Macau remains positive on a ’21 rebound even as COVID-19 returns

Fireworks, Macau, Tower, Night, Sightseeing
Fireworks, Macau, Tower, Night, Sightseeing

The COVID-19 turbulence isn’t over yet. 2020 was a write-off for many businesses and, every time it seemed like the world was getting one step ahead of the pandemic, the pesky virus figured out how to weasel its way back in front. The gaming industry everywhere suffered significant setbacks because of the pandemic and Macau was one of the areas hit hardest, having spent many of its formative years concentrating on casinos. After losing as much as 75% of its gross gaming revenue (GGR) and seeing days where the number of visitors could be counted on one hand, Macau is ready to get back to work and is optimistic that this year will be much better.

Lei Wai Nong, Macau’s Secretary for Economy and Finance, said in a statement yesterday that the city will see a “stable and positive” economy this year, with optimism growing that Macau will be able to report GGR of around $16.28 billion. He pointed out that the forecasts for visitation weren’t hit, but emphasized the uptick that has been seen since mainland China began relaxing its visa travel regulations at the end of last summer. That culminated in a significantly higher level of traffic in the city to celebrate the new year. 

Lei added that one of the goals in 2021 is to entice visitors to stay longer in order to help support Macau’s recovery. He explained, “We are trying to keep mainland visitors to stay longer in Macau if the number of visitors does not increase greatly.
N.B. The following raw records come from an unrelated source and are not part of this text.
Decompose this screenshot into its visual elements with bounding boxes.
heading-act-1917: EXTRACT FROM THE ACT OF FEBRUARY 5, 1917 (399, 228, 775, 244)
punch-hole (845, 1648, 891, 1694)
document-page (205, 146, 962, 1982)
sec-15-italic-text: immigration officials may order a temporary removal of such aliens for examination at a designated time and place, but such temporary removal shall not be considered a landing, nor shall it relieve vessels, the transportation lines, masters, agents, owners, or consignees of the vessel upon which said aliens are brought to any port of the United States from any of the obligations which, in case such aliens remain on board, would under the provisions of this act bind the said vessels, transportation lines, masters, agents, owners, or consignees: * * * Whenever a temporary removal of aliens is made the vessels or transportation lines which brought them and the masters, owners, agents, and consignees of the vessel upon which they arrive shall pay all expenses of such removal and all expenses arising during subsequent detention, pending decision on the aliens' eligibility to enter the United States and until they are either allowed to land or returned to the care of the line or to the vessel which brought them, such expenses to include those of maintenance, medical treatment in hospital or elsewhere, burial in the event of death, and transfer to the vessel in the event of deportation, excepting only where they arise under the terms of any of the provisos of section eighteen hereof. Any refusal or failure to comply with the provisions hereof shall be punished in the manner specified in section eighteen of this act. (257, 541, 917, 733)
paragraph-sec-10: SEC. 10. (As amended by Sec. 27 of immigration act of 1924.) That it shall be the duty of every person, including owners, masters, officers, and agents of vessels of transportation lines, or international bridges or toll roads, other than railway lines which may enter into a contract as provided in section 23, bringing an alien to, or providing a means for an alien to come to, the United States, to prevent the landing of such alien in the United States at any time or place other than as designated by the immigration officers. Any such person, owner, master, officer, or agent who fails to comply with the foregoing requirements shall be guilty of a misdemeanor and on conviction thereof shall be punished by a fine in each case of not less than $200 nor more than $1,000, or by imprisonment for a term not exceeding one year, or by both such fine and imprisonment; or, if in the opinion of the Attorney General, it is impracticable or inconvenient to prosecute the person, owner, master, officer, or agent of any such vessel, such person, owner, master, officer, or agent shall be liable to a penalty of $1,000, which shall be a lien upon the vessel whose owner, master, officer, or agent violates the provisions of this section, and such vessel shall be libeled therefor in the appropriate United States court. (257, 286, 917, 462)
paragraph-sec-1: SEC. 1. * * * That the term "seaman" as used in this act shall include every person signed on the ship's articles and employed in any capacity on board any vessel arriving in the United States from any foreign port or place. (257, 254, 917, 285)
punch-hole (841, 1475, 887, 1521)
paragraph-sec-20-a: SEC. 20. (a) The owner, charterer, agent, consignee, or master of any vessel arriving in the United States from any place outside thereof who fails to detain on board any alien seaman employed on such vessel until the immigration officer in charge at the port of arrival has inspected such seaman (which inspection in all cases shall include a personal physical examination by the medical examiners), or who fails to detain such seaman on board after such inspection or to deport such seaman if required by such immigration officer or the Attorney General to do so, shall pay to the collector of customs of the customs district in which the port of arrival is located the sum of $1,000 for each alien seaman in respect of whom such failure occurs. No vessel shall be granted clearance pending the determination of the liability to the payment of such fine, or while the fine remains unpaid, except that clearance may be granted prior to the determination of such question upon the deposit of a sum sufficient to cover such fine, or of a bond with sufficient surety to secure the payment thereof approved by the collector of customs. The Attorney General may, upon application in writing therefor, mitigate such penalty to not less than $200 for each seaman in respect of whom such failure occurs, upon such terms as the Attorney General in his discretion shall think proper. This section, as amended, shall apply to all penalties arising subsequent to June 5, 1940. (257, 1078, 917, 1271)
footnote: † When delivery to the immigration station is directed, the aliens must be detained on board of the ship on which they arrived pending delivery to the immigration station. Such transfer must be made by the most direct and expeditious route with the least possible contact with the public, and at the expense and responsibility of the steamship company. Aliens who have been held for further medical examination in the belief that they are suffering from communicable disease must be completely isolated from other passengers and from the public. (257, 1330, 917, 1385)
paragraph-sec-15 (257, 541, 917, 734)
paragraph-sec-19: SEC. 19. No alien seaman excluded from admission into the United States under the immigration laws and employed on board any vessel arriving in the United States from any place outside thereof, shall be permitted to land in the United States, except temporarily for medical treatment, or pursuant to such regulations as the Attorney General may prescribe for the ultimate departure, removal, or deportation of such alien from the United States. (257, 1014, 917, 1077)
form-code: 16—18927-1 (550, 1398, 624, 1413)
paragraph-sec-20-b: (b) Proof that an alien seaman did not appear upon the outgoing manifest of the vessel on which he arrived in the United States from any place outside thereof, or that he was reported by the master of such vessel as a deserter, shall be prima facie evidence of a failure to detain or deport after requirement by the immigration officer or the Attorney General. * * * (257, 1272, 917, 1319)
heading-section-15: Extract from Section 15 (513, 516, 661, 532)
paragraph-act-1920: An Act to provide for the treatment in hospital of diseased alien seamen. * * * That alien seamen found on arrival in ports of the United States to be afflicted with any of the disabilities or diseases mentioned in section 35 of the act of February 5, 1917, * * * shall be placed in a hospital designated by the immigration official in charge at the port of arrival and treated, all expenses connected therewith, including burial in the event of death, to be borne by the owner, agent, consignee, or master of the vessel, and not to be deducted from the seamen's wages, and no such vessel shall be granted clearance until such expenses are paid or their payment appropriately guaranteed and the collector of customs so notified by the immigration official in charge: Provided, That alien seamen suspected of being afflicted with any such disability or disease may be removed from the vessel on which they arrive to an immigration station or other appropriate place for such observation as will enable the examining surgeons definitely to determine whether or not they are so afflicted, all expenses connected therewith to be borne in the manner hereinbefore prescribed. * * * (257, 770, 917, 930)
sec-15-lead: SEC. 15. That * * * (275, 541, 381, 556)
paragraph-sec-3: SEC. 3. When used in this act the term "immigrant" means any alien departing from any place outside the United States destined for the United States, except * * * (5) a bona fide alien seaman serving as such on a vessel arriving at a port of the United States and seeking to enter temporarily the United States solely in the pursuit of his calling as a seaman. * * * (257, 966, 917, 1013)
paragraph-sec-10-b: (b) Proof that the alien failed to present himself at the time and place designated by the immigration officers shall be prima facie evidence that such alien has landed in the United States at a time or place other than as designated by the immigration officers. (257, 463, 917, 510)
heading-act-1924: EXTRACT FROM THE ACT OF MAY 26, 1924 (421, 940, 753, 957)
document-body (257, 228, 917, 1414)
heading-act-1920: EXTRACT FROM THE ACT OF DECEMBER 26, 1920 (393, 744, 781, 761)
We need to improve our services and products to make our visitors feel welcome and warm, and to attract them to visit Macau again.”

Those efforts, however, might prove to be more difficult than initially anticipated. When it seemed as though the world was finally coming to grips with how to keep COVID-19 from spreading and travel restrictions started to be reduced, Macau implemented a requirement that arrivals from foreign countries needed to produce a negative coronavirus test that had been administered within seven days. Now, as the virus is once again spiking everywhere, the city has reduced that timeframe to just 72 hours. Not only does this make it more difficult for last-minute visitors, but the simple fact that the virus is back is going to give would-be travelers reason to reconsider their journeys.

There’s also concern over how new anti-gambling laws in China will impact Macau’s gaming industry. China has banned any type of scheme that would promote offshore gambling in mainland China and some feel that this might even include marketing Macau’s casinos from within the country. Lei addressed this yesterday, explaining, “I believe that we have to observe the mainland China law as well as Macau’s gaming law and the relevant gaming regulations. That is a must. We have been making adjustments to our gaming law… and on our anti-money laundering standards. We will continue to work well on those aspects so that our gaming industry can sustain a healthy development.”